One more form of expression of this sexual separation is the ‘Cornutes Procession’ being held on the Islands of, Pico, São Jorge, Faial and Flores. In addition, the masquerades in the village of Ribeirinha, on Terceira Island, where boys act at night to frighten girls, knocking on their windows and making much noise.
These acts, performed by sexually differentiated groups, which maintain the spirit (although not the function) of the of sexual separation, are, afterwards, followed by the exaggerated sexual permissiveness of the Carnival festivities, which pretend to give emphasis to the role and influence of human erotic emotions in the fertilization of plants and vegetation. In fact, the previous traditional separation at this time of the year was intended to give more genesic potentiality to the sexual acts which would follow them and are addressed to the vegetation germination period.
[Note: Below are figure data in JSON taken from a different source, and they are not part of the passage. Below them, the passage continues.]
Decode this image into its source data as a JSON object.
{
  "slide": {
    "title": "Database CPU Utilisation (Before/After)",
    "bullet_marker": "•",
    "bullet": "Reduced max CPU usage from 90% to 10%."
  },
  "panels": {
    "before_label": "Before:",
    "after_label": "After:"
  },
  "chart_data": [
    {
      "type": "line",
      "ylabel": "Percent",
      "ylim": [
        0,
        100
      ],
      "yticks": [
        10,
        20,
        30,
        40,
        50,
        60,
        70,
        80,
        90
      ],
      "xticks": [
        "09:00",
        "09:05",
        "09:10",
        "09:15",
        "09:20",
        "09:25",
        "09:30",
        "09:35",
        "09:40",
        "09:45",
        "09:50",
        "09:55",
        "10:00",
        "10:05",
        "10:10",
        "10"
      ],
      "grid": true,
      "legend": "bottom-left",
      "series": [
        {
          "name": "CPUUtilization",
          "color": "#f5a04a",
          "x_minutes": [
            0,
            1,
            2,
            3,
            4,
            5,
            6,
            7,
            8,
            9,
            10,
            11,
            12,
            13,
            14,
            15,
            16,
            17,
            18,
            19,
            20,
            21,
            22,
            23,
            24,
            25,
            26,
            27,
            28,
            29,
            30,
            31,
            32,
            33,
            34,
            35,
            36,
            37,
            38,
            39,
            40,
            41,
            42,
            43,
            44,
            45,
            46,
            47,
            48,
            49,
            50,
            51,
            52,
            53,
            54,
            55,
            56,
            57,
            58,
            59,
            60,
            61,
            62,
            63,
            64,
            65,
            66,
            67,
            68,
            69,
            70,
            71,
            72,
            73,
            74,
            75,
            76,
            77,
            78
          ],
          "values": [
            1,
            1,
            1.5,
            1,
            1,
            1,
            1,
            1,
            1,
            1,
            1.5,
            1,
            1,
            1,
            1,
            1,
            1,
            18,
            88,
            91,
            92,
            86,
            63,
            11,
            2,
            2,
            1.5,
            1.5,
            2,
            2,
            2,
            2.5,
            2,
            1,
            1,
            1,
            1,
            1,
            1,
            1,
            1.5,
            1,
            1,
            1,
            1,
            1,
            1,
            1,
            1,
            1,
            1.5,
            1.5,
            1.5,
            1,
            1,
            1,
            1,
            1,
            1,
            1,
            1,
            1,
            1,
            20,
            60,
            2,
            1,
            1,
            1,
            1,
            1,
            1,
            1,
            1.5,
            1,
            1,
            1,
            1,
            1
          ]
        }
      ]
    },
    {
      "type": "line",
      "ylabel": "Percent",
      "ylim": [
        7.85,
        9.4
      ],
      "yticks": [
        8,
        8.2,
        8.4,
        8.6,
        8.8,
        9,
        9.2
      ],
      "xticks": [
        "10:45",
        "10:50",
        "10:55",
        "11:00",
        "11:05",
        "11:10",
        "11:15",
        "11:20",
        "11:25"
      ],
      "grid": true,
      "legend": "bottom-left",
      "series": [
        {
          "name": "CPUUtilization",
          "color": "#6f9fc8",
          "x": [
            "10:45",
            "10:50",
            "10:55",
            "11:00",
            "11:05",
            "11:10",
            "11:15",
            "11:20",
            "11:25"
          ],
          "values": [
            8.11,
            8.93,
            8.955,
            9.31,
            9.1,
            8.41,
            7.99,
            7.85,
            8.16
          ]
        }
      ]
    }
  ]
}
The need for the purification of society as a preparation for the entrance into the new agrarian year was based in the principle that the energy of the vegetal world could be renovated through humans’ help, as long as they were in a moral ‘pure state’. Thus, the emphasis placed in these rituals, still noticed in other manifestations, as, for example, social analysis and parody, in order to rectify social evil. These functions are still very obvious, not only at a religious level, with the imposing of the “confession” at least during this time, but also in a ritual ceremony that takes place in Terceira Island (being used also in S. Miguel, in the past). Lasting for four consecutive days, the ‘Danças’ and ‘Bailinhos de Carnaval’ (Carnival Dances) are theatrical, musical and dance plays, whose content reviews and critiques the social life of the past year, with important as well as simple acts being criticized, praised and or condemned, in accordance with established group values and mores. Basically, this manifestation is performed in different styles: satirical, dramatic/moralistic and mythical. One or more plays are presented by each village, in a total of about 60, which tours the island from the Saturday to the Tuesday preceding Ash Wednesday, presenting the plays on stages of small village societies’ houses, where people gather for the occasion, some often spending more than sixteen hours per day in this function. These plays contain implied, as well as overt, social criticism, in a format constantly reviewed, which means the production of originals each year. At the end of these four days, the effect of all this activity could be considered to be equal to purification or cleansing of the infractions committed during the past year.
These performances, together with the other three ritualistic categories of abstinence, sexual deprivation and sacrifice, personified in the figure of the King, form a set of rituals whose purpose was the purification of the spirit, thereby establishing a boundary between the profane time of the Winter, symbolizing death’s Earth, into the sacred time of sowing and germination, represented by Spring.